Nanite enables the use of incredibly detailed, complex geometry. That means that the lighting system needs to support high resolution shadow maps to capture enough detail for accurate shadows. Unreal 5 supports virtual shadow mipmaps with up to 16k x 16k resolution. The shadow maps are virtualized and sparse. Each map is divided into pages of 128 x 128 texels, with the highest level mipmap containing 128 x 128 pages.

Pages are allocated only where needed. Each frame, the G-Buffer is processed. The engine determines the lights affecting each pixel, projects the position into shadow map space, picks the mip level where 1 texel matches the size of 1 screen pixel and marks that page in that level as needed. Pages are cached so that the only regions of the shadow map that are updated each frame are those where objects are moving or where the change in camera position brings new areas into view.

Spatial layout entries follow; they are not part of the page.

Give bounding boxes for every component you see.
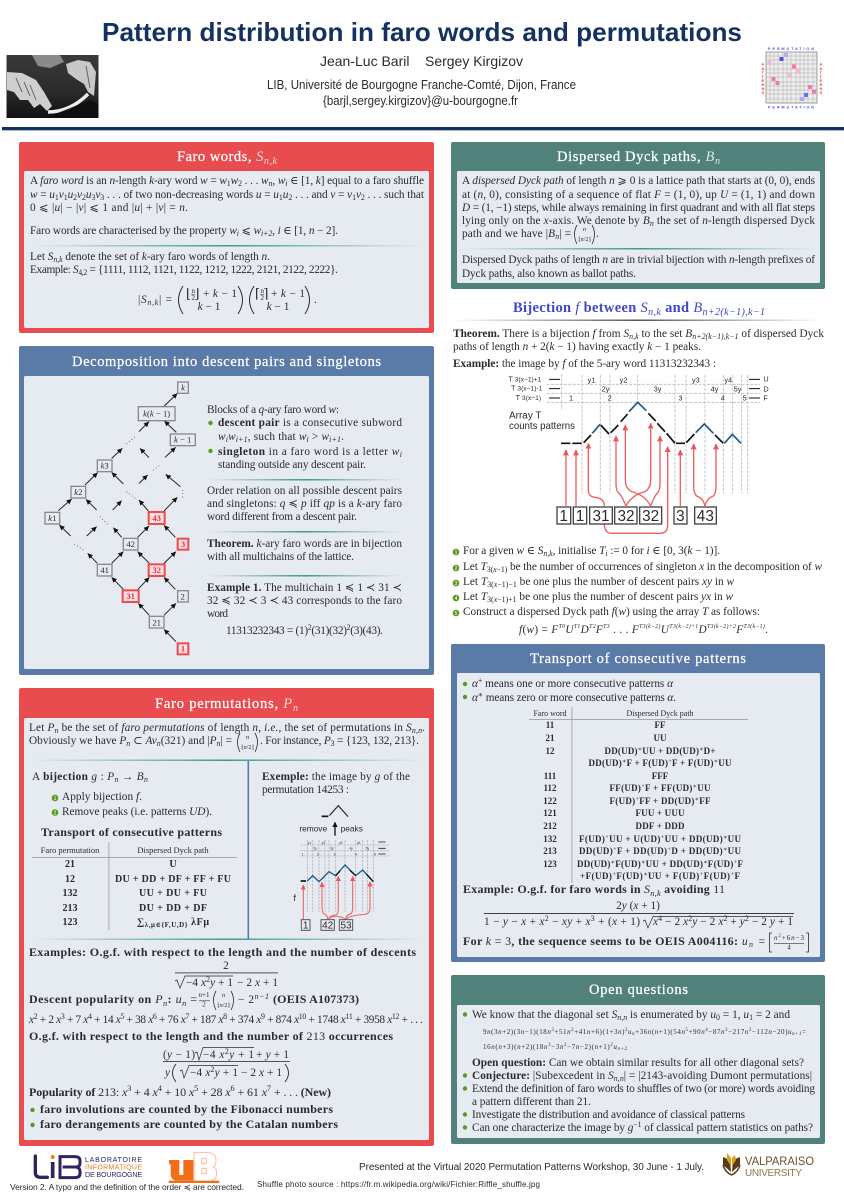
diagram: image by g of 14253 <box>293 806 390 932</box>
list: open questions: 9n(3n+2)(3n−1)(18n3+51n2+41n+6)(1+3n)2un+36n(n+1)(54n5+90n4−87n3−217n2−112n−20)un+1= <box>483 1028 806 1037</box>
table: faro word to Dyck path patterns: FFF <box>652 771 669 781</box>
logo: uB university <box>169 1153 219 1183</box>
logo: Valparaiso University <box>723 1153 814 1179</box>
table: faro word to Dyck path patterns: DD(UD)+F + DD(UD)+D + DD(UD)∗UU <box>579 846 742 856</box>
list: open questions: Investigate the distribution and avoidance of classical patterns <box>472 1109 745 1121</box>
diagram: bijection f example: T 3(x−1)-1 <box>511 384 543 393</box>
text block: example 1: 11313232343 = (1)2(31)(32)2(3)(43). <box>226 623 383 637</box>
list: construction steps: Let T3(x−1)+1 be one plus the number of descent pairs yx in w <box>463 591 733 604</box>
affiliation: {barjl,sergey.kirgizov}@u-bourgogne.fr <box>323 94 518 108</box>
logo: Valparaiso University: VALPARAISO <box>745 1156 814 1168</box>
text block: definition <box>30 175 425 238</box>
diagram: bijection f example: 2 <box>608 393 612 402</box>
text block: definition: Obviously we have Pn ⊂ Avn(321) and |Pn| = <box>29 735 232 748</box>
chart: lattice of descent pairs and singletons: 2 <box>181 591 185 601</box>
text block: definition: D = (1, −1) steps, while always remaining in first quadrant and with all flat steps <box>461 202 815 214</box>
heading: decomposition: Decomposition into descent pairs and singletons <box>72 354 381 370</box>
text block: theorem: Example: the image by f of the 5-ary word 11313232343 : <box>453 358 716 370</box>
icon: permutation grid: T <box>762 70 764 75</box>
list: construction steps: For a given w ∈ Sn,k, initialise Ti := 0 for i ∈ [0, 3(k − 1)]. <box>463 545 720 558</box>
table: transport of consecutive patterns for permutations: 12 <box>65 874 75 885</box>
list: open questions: Conjecture: |Subexcedent in Sn,n| = |2143-avoiding Dumont permutations| <box>472 1070 812 1083</box>
text block: notation and example <box>30 251 338 277</box>
icon: permutation grid: P <box>762 62 764 67</box>
table: transport of consecutive patterns for permutations: Transport of consecutive patterns <box>41 825 222 839</box>
table: faro word to Dyck path patterns <box>529 707 748 883</box>
table: faro word to Dyck path patterns: 111 <box>544 771 557 781</box>
text block: theorem: with all multichains of the lattice. <box>207 551 354 563</box>
diagram: bijection f example: 43 <box>697 508 714 525</box>
text block: definition: ⌊n/2⌋ <box>578 236 591 243</box>
list: construction steps: 2 <box>455 566 458 572</box>
diagram: image by g of 14253: remove <box>299 824 327 834</box>
diagram: bijection f example: 32 <box>617 508 635 525</box>
table: faro word to Dyck path patterns: 213 <box>543 846 557 856</box>
list: open questions <box>463 1009 815 1134</box>
text block: definition: . <box>596 228 599 240</box>
text block: definition: n <box>583 226 586 233</box>
text block: generating functions: (OEIS A107373) <box>273 992 359 1006</box>
text block: generating functions: y <box>164 1067 171 1079</box>
list: open questions: We know that the diagonal set Sn,n is enumerated by u0 = 1, u1 = 2 and <box>472 1009 790 1022</box>
text block: generating functions: Descent popularity on Pn: un = <box>29 992 197 1008</box>
text block: generating functions: (y − 1) <box>163 1049 195 1061</box>
list: construction steps <box>453 545 822 618</box>
list: construction steps: 4 <box>455 596 458 602</box>
icon: permutation grid: PERMUTATION <box>768 106 814 110</box>
diagram: image by g of 14253: y3 <box>339 841 343 845</box>
table: transport of consecutive patterns for permutations: Faro permutation <box>41 845 100 855</box>
panel: dispersed Dyck paths <box>451 142 825 289</box>
diagram: bijection f example: 1 <box>576 508 584 525</box>
text block: generating functions: x2 + 2 x3 + 7 x4 + 14 x5 + 38 x6 + 76 x7 + 187 x8 + 374 x9 + 874 x10 + 1748 x11 + 3958 x12 + . . . <box>28 1012 423 1026</box>
text block: theorem <box>453 328 824 370</box>
text block: order relation: and singletons: q ≼ p iff qp is a k-ary faro <box>207 498 402 510</box>
diagram: bijection f example: y4 <box>724 376 732 385</box>
panel: open questions <box>451 975 825 1144</box>
table: faro word to Dyck path patterns: DD(UD)∗UU + DD(UD)∗D+ <box>604 746 716 756</box>
icon: permutation grid: S <box>762 90 764 95</box>
text block: bijection g <box>32 771 212 818</box>
text block: bijection g: 1 <box>54 796 57 802</box>
text block: blocks definition: wiwi+1, such that wi > wi+1. <box>218 431 344 444</box>
icon: permutation grid: P <box>820 62 822 67</box>
text block: order relation: word different from a descent pair. <box>207 511 357 523</box>
text block: bijection g: Apply bijection f. <box>62 791 142 803</box>
text block: example 1 <box>207 582 402 637</box>
table: transport of consecutive patterns for permutations: ∑λ,μ∈{F,U,D} λFμ <box>137 917 209 929</box>
text block: generating functions: Examples: O.g.f. with respect to the length and the number of descents <box>29 945 416 959</box>
icon: permutation grid: T <box>820 74 822 79</box>
text block: blocks definition <box>207 404 402 471</box>
chart: lattice of descent pairs and singletons: k3 <box>101 461 109 471</box>
table: faro word to Dyck path patterns: DDF + DDD <box>636 821 685 831</box>
formula: size of S n,k: |Sn,k| = <box>138 294 172 307</box>
text block: definition: A faro word is an n-length k-ary word w = w1w2 . . . wn, wi ∈ [1, k] equal to a faro shuffle <box>30 175 424 188</box>
text block: ballot paths: Dispersed Dyck paths of length n are in trivial bijection with n-length prefixes of <box>462 254 815 266</box>
text block: ballot paths: Dyck paths, also known as ballot paths. <box>462 268 636 280</box>
diagram: bijection f example: T 3(x−1)+1 <box>508 374 542 383</box>
text block: bijection g: Remove peaks (i.e. patterns UD). <box>62 806 212 818</box>
list: construction steps: Let T3(x−1)−1 be one plus the number of descent pairs xy in w <box>463 576 734 589</box>
panel: faro permutations <box>19 688 434 1146</box>
text block: generating functions: −4 x2y + 1 <box>203 1047 254 1061</box>
text block: theorem: paths of length n + 2(k − 1) having exactly k − 1 peaks. <box>453 341 701 353</box>
diagram: bijection f example: D <box>763 384 769 393</box>
formula: size of S n,k <box>138 286 317 314</box>
version note: Version 2. A typo and the definition of the order ≼ are corrected. <box>10 1182 244 1192</box>
text block: definition: path and we have |Bn| = <box>462 228 571 241</box>
diagram: bijection f example: T 3(x−1) <box>516 393 541 402</box>
list: alpha notation: α∗ means zero or more consecutive patterns α. <box>472 690 676 704</box>
diagram: bijection f example: U <box>763 375 769 384</box>
list: involutions and derangements <box>30 1102 338 1131</box>
text block: generating functions: − 2n−1 <box>238 992 269 1006</box>
text block: generating functions <box>28 945 423 1099</box>
diagram: bijection f example <box>508 374 769 533</box>
text block: example avoiding 11: For k = 3, the sequence seems to be OEIS A004116: <box>463 934 738 948</box>
table: faro word to Dyck path patterns: UU <box>654 733 667 743</box>
text block: generating functions: −4 x2y + 1 <box>190 1065 238 1079</box>
heading: transport: Transport of consecutive patterns <box>530 651 746 667</box>
text block: blocks definition: standing outside any descent pair. <box>218 459 366 471</box>
chart: lattice of descent pairs and singletons: 32 <box>152 565 161 575</box>
diagram: image by g of 14253: 2y <box>313 847 317 851</box>
icon: permutation grid: PERMUTATION <box>768 47 814 51</box>
diagram: bijection f example: 1 <box>559 508 568 525</box>
panel: faro words <box>19 142 434 333</box>
formula: size of S n,k: 2 <box>260 294 264 302</box>
text block: blocks definition: singleton in a faro word is a letter wi <box>218 446 402 459</box>
table: faro word to Dyck path patterns: F(UD)+UU + U(UD)+UU + DD(UD)∗UU <box>579 834 742 844</box>
logo: LIB laboratory: DE BOURGOGNE <box>85 1172 142 1179</box>
text block: generating functions: n <box>222 992 225 999</box>
table: faro word to Dyck path patterns: 212 <box>543 821 557 831</box>
authors: Jean-Luc Baril Sergey Kirgizov <box>320 53 523 69</box>
table: faro word to Dyck path patterns: F(UD)+FF + DD(UD)∗FF <box>610 796 711 806</box>
table: transport of consecutive patterns for permutations <box>32 825 237 930</box>
heading: open questions: Open questions <box>589 982 688 998</box>
table: transport of consecutive patterns for permutations: Dispersed Dyck path <box>137 845 209 855</box>
text block: example avoiding 11: 4 <box>787 944 791 952</box>
list: construction steps: 1 <box>455 550 458 556</box>
text block: generating functions: 2 <box>202 1000 206 1008</box>
list: involutions and derangements: faro involutions are counted by the Fibonacci numbers <box>40 1102 333 1116</box>
icon: permutation grid: T <box>762 74 764 79</box>
diagram: bijection f example: F <box>763 394 768 403</box>
heading: faro permutations: Faro permutations, Pn <box>155 696 298 714</box>
text block: generating functions: O.g.f. with respect to the length and the number of 213 occurrences <box>29 1029 393 1043</box>
text block: ballot paths <box>462 254 815 280</box>
icon: permutation grid: A <box>820 66 822 71</box>
text block: example of g: Exemple: the image by g of the <box>262 771 410 783</box>
formula: size of S n,k: ⌈ ⌉ <box>255 286 268 301</box>
list: open questions: Open question: Can we obtain similar results for all other diagonal sets? <box>472 1057 804 1069</box>
diagram: bijection f example: y2 <box>620 376 627 385</box>
text block: example of g: permutation 14253 : <box>262 784 349 796</box>
diagram: image by g of 14253: 1 <box>303 921 309 932</box>
text block: definition: n <box>246 734 249 741</box>
heading: bijection f: Bijection f between Sn,k and Bn+2(k−1),k−1 <box>513 300 765 318</box>
chart: lattice of descent pairs and singletons: 1 <box>181 644 185 654</box>
text block: example avoiding 11: un = <box>742 936 765 949</box>
diagram: bijection f example: 1 <box>569 393 573 402</box>
text block: example avoiding 11: Example: O.g.f. for faro words in Sn,k avoiding 11 <box>463 882 725 898</box>
text block: bijection g: A bijection g : Pn → Bn <box>32 771 148 784</box>
diagram: image by g of 14253: f <box>293 893 296 903</box>
diagram: image by g of 14253: 5 <box>374 852 376 856</box>
formula: size of S n,k: ⌊ ⌋ <box>186 286 199 301</box>
text block: definition: w = u1v1u2v2u3v3 . . . of two non-decreasing words u = u1u2 . . . and v = v1v2 . . . such that <box>30 189 425 202</box>
text block: example avoiding 11: 2y (x + 1) <box>616 900 660 912</box>
logo: Valparaiso University: UNIVERSITY <box>745 1168 802 1179</box>
text block: example 1: Example 1. The multichain 1 ≼ 1 ≺ 31 ≺ <box>207 582 402 594</box>
diagram: bijection f example: 4 <box>721 393 725 402</box>
text block: generating functions: 2 <box>223 960 229 972</box>
list: construction steps: Let T3(x−1) be the number of occurrences of singleton x in the decomposition of w <box>463 561 822 574</box>
diagram: bijection f example: 3 <box>676 508 685 525</box>
formula: size of S n,k: k − 1 <box>267 301 289 313</box>
diagram: bijection f example: y3 <box>692 376 700 385</box>
diagram: image by g of 14253: y2 <box>322 841 325 845</box>
chart: lattice of descent pairs and singletons: k − 1 <box>174 435 191 445</box>
affiliation: LIB, Université de Bourgogne Franche-Comté, Dijon, France <box>267 78 576 92</box>
text block: example 1: 32 ≼ 32 ≺ 3 ≺ 43 corresponds to the faro <box>207 595 402 607</box>
chart: lattice of descent pairs and singletons: k2 <box>74 487 82 497</box>
diagram: image by g of 14253: y4 <box>357 841 361 845</box>
presented at note: Presented at the Virtual 2020 Permutation Patterns Workshop, 30 June - 1 July. <box>359 1162 704 1173</box>
table: transport of consecutive patterns for permutations: DU + DD + DF + FF + FU <box>115 874 231 885</box>
text block: generating functions: n+1 <box>199 991 210 999</box>
list: alpha notation <box>463 676 676 704</box>
list: construction steps: 3 <box>455 581 458 587</box>
text block: blocks definition: Blocks of a q-ary faro word w: <box>207 404 339 416</box>
list: involutions and derangements: faro derangements are counted by the Catalan numbers <box>40 1117 338 1131</box>
photo: riffle shuffle <box>6 55 98 118</box>
diagram: bijection f example: 5y <box>734 385 742 394</box>
list: open questions: 16n(n+3)(n+2)(18n3−3n2−7n−2)(n+1)2un+2 <box>483 1043 628 1052</box>
diagram: image by g of 14253: peaks <box>341 824 363 834</box>
table: faro word to Dyck path patterns: DD(UD)∗F(UD)∗UU + DD(UD)∗F(UD)+F <box>577 859 744 869</box>
icon: permutation grid <box>762 47 822 110</box>
diagram: bijection f example: 4y <box>711 385 719 394</box>
table: transport of consecutive patterns for permutations: U <box>169 859 177 870</box>
text block: definition: Let Pn be the set of faro permutations of length n, i.e., the set of permutations in Sn,n. <box>29 722 425 735</box>
text block: theorem <box>207 538 402 563</box>
formula: size of S n,k: n <box>260 287 264 295</box>
list: construction steps: 5 <box>455 611 458 617</box>
chart: lattice of descent pairs and singletons: 41 <box>100 565 109 575</box>
table: faro word to Dyck path patterns: Faro word <box>533 709 567 718</box>
chart: lattice of descent pairs and singletons: k1 <box>48 513 56 523</box>
diagram: image by g of 14253: 53 <box>340 921 352 932</box>
icon: permutation grid: E <box>762 78 764 83</box>
table: faro word to Dyck path patterns: FF <box>654 720 666 730</box>
table: faro word to Dyck path patterns: 122 <box>543 796 557 806</box>
table: faro word to Dyck path patterns: 132 <box>543 834 557 844</box>
text block: generating functions: − 2 x + 1 <box>237 977 278 989</box>
diagram: image by g of 14253: 1 <box>302 852 304 856</box>
text block: theorem: Theorem. k-ary faro words are in bijection <box>207 538 402 550</box>
text block: generating functions: − 2 x + 1 <box>241 1067 282 1079</box>
logo: LIB laboratory <box>35 1155 142 1179</box>
text block: definition: . For instance, P3 = {123, 132, 213}. <box>260 735 419 748</box>
list: open questions: Can one characterize the image by g−1 of classical pattern statistics on paths? <box>472 1120 813 1134</box>
text block: definition: 0 ⩽ |u| − |v| ⩽ 1 and |u| + |v| = n. <box>30 202 188 214</box>
table: transport of consecutive patterns for permutations: 123 <box>62 917 78 928</box>
text block: definition: at (n, 0), consisting of a sequence of flat F = (1, 0), up U = (1, 1) and down <box>462 189 815 201</box>
diagram: bijection f example: 5 <box>743 393 747 402</box>
text block: example avoiding 11: n2+6n−3 <box>774 934 804 942</box>
diagram: bijection f example: Array T <box>509 410 542 421</box>
table: faro word to Dyck path patterns: +F(UD)+F(UD)∗UU + F(UD)+F(UD)+F <box>580 871 740 881</box>
diagram: bijection f example: 3y <box>654 385 662 394</box>
heading: faro words: Faro words, Sn,k <box>177 149 278 167</box>
icon: permutation grid: R <box>762 82 764 87</box>
table: transport of consecutive patterns for permutations: 132 <box>62 888 78 899</box>
text block: theorem: Theorem. There is a bijection f from Sn,k to the set Bn+2(k−1),k−1 of dispersed Dyck <box>453 328 824 341</box>
logo: LIB laboratory: INFORMATIQUE <box>85 1164 142 1172</box>
chart: lattice of descent pairs and singletons: k <box>181 382 185 392</box>
table: transport of consecutive patterns for permutations: 21 <box>65 859 75 870</box>
text block: definition <box>29 722 425 752</box>
text block: notation and example: Example: S4,2 = {1111, 1112, 1121, 1122, 1212, 1222, 2121, 2122, 2222}. <box>30 264 338 277</box>
text block: example 1: word <box>207 608 228 620</box>
formula: size of S n,k: . <box>314 294 317 306</box>
heading: dispersed Dyck paths: Dispersed Dyck paths, Bn <box>557 149 720 167</box>
text block: generating functions: ⌊n/2⌋ <box>217 1002 230 1009</box>
icon: permutation grid: R <box>820 82 822 87</box>
diagram: bijection f example: counts patterns <box>509 421 575 432</box>
table: transport of consecutive patterns for permutations: DU + DD + DF <box>139 903 207 914</box>
chart: lattice of descent pairs and singletons: 31 <box>126 591 135 601</box>
table: faro word to Dyck path patterns: 12 <box>546 746 555 756</box>
icon: permutation grid: S <box>820 90 822 95</box>
formula: f(w): f(w) = FT0UT1DT2FT3 . . . FT3(k−2)UT3(k−2)+1DT3(k−2)+2FT3(k−1). <box>519 623 768 636</box>
chart: lattice of descent pairs and singletons: 42 <box>126 539 135 549</box>
text block: order relation: Order relation on all possible descent pairs <box>207 485 402 497</box>
diagram: image by g of 14253: 3 <box>334 852 336 856</box>
formula: size of S n,k: + k − 1 <box>271 288 305 300</box>
text block: generating functions: + y + 1 <box>256 1049 289 1061</box>
text block: definition: A dispersed Dyck path of length n ⩾ 0 is a lattice path that starts at (0, 0), ends <box>462 175 815 187</box>
table: faro word to Dyck path patterns: 11 <box>546 720 555 730</box>
text block: example avoiding 11 <box>463 882 808 952</box>
text block: order relation <box>207 485 402 523</box>
diagram: image by g of 14253: 5y <box>366 847 370 851</box>
text block: notation and example: Let Sn,k denote the set of k-ary faro words of length n. <box>30 251 270 264</box>
panel: transport of consecutive patterns <box>451 644 825 962</box>
panel: decomposition <box>19 346 434 675</box>
table: faro word to Dyck path patterns: FUU + UUU <box>636 808 685 818</box>
table: faro word to Dyck path patterns: Dispersed Dyck path <box>626 709 694 718</box>
formula: size of S n,k: n <box>192 287 196 295</box>
icon: permutation grid: N <box>762 86 764 91</box>
diagram: image by g of 14253: y1 <box>308 841 311 845</box>
diagram: bijection f example: 2y <box>602 385 610 394</box>
chart: lattice of descent pairs and singletons: 43 <box>152 513 162 523</box>
logo: LIB laboratory: LABORATOIRE <box>85 1157 142 1164</box>
table: transport of consecutive patterns for permutations: 213 <box>62 903 78 914</box>
text block: bijection g: 2 <box>54 810 57 816</box>
diagram: image by g of 14253: 3y <box>330 847 334 851</box>
chart: lattice of descent pairs and singletons: k(k − 1) <box>143 409 170 419</box>
diagram: bijection f example: y1 <box>588 376 595 385</box>
list: open questions: a pattern different than 21. <box>472 1096 591 1108</box>
table: faro word to Dyck path patterns: FF(UD)+F + FF(UD)∗UU <box>610 783 711 793</box>
diagram: bijection f example: 3 <box>678 393 682 402</box>
table: transport of consecutive patterns for permutations: UU + DU + FU <box>139 888 207 899</box>
text block: definition: ⌊n/2⌋ <box>241 744 254 751</box>
formula: size of S n,k: k − 1 <box>198 301 220 313</box>
icon: permutation grid: E <box>820 78 822 83</box>
title: Pattern distribution in faro words and permutations <box>102 17 742 47</box>
photo source note: Shuffle photo source : https://fr.m.wikipedia.org/wiki/Fichier:Riffle_shuffle.jpg <box>257 1180 540 1189</box>
formula: size of S n,k: 2 <box>192 294 196 302</box>
affiliation <box>267 78 576 108</box>
chart: lattice of descent pairs and singletons: 3 <box>181 539 186 549</box>
list: alpha notation: α+ means one or more consecutive patterns α <box>472 676 674 690</box>
icon: permutation grid: N <box>820 86 822 91</box>
diagram: bijection f example: 32 <box>642 508 659 525</box>
table: faro word to Dyck path patterns: 112 <box>543 783 557 793</box>
icon: permutation grid: T <box>820 70 822 75</box>
diagram: image by g of 14253: 42 <box>322 921 334 932</box>
text block: definition <box>461 175 815 244</box>
diagram: image by g of 14253: 4 <box>355 852 357 856</box>
text block: definition: lying only on the x-axis. We denote by Bn the set of n-length dispersed Dyck <box>462 215 815 228</box>
chart: lattice of descent pairs and singletons <box>45 382 195 654</box>
table: faro word to Dyck path patterns: DD(UD)∗F + F(UD)+F + F(UD)∗UU <box>588 758 732 768</box>
text block: generating functions: −4 x2y + 1 <box>186 975 233 989</box>
text block: example of g <box>262 771 410 796</box>
icon: permutation grid: A <box>762 66 764 71</box>
text block: example avoiding 11: 1 − y − x + x2 − xy + x3 + (x + 1) <box>484 914 640 928</box>
text block: generating functions: Popularity of 213: x3 + 4 x4 + 10 x5 + 28 x6 + 61 x7 + . . . (New) <box>29 1084 331 1099</box>
table: faro word to Dyck path patterns: 121 <box>543 808 557 818</box>
chart: lattice of descent pairs and singletons: 21 <box>152 617 161 627</box>
diagram: image by g of 14253: 4y <box>349 847 353 851</box>
text block: definition: Faro words are characterised by the property wi ⩽ wi+2, i ∈ [1, n − 2]. <box>30 225 338 238</box>
text block: example avoiding 11: x4 − 2 x2y − 2 x2 + y2 − 2 y + 1 <box>652 914 793 928</box>
formula: size of S n,k: + k − 1 <box>203 288 237 300</box>
table: faro word to Dyck path patterns: 21 <box>546 733 555 743</box>
table: faro word to Dyck path patterns: 123 <box>543 859 557 869</box>
diagram: bijection f example: 31 <box>592 508 610 525</box>
list: construction steps: Construct a dispersed Dyck path f(w) using the array T as follows: <box>463 606 760 618</box>
text block: blocks definition: descent pair is a consecutive subword <box>218 417 402 429</box>
diagram: image by g of 14253: 2 <box>317 852 319 856</box>
list: open questions: Extend the definition of faro words to shuffles of two (or more) words avoiding <box>472 1083 815 1095</box>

Each light may need multiple shadow maps (1 for spot lights, 6 for point lights) and multiple mipmap levels rendered. Nanite is a deep pipeline with significant per render overhead. That overhead is tiny compared to the cost of rendering the primary view. However, it would soon add up if each shadow map level was rendered separately. Instead, the Nanite pipeline supports multi-view rendering. Nanite can render all shadow maps for every light to every required mipmap level at once. For extreme scenes, this gives a 100x speedup compared to rendering each shadow map level individually.

When rendering shadow maps, Nanite performs an additional culling test. As well as testing bounding rectangles against the HZB, it also tests them against the shadow map needed pages mask. If an instance or cluster doesn’t overlap a needed page, it can be culled.

The combination of virtual shadow maps with Nanite’s rendering pipeline means that shadow cost scales roughly with screen resolution rather than scene complexity. Shadow map pages are needed where 1 texel maps to 1 pixel in the primary view. That means the number of pages and texels is proportional to screen pixels. The Nanite pipeline tries to ensure that the number of triangles rasterized to the shadow map is proportional to the number of shadow texels.

Conclusion

Nanite is hugely impressive technology. It’s going to be fascinating to see how well Nanite works with Navisworks style scenes which have huge numbers of (by Nanite standards) very simple instances.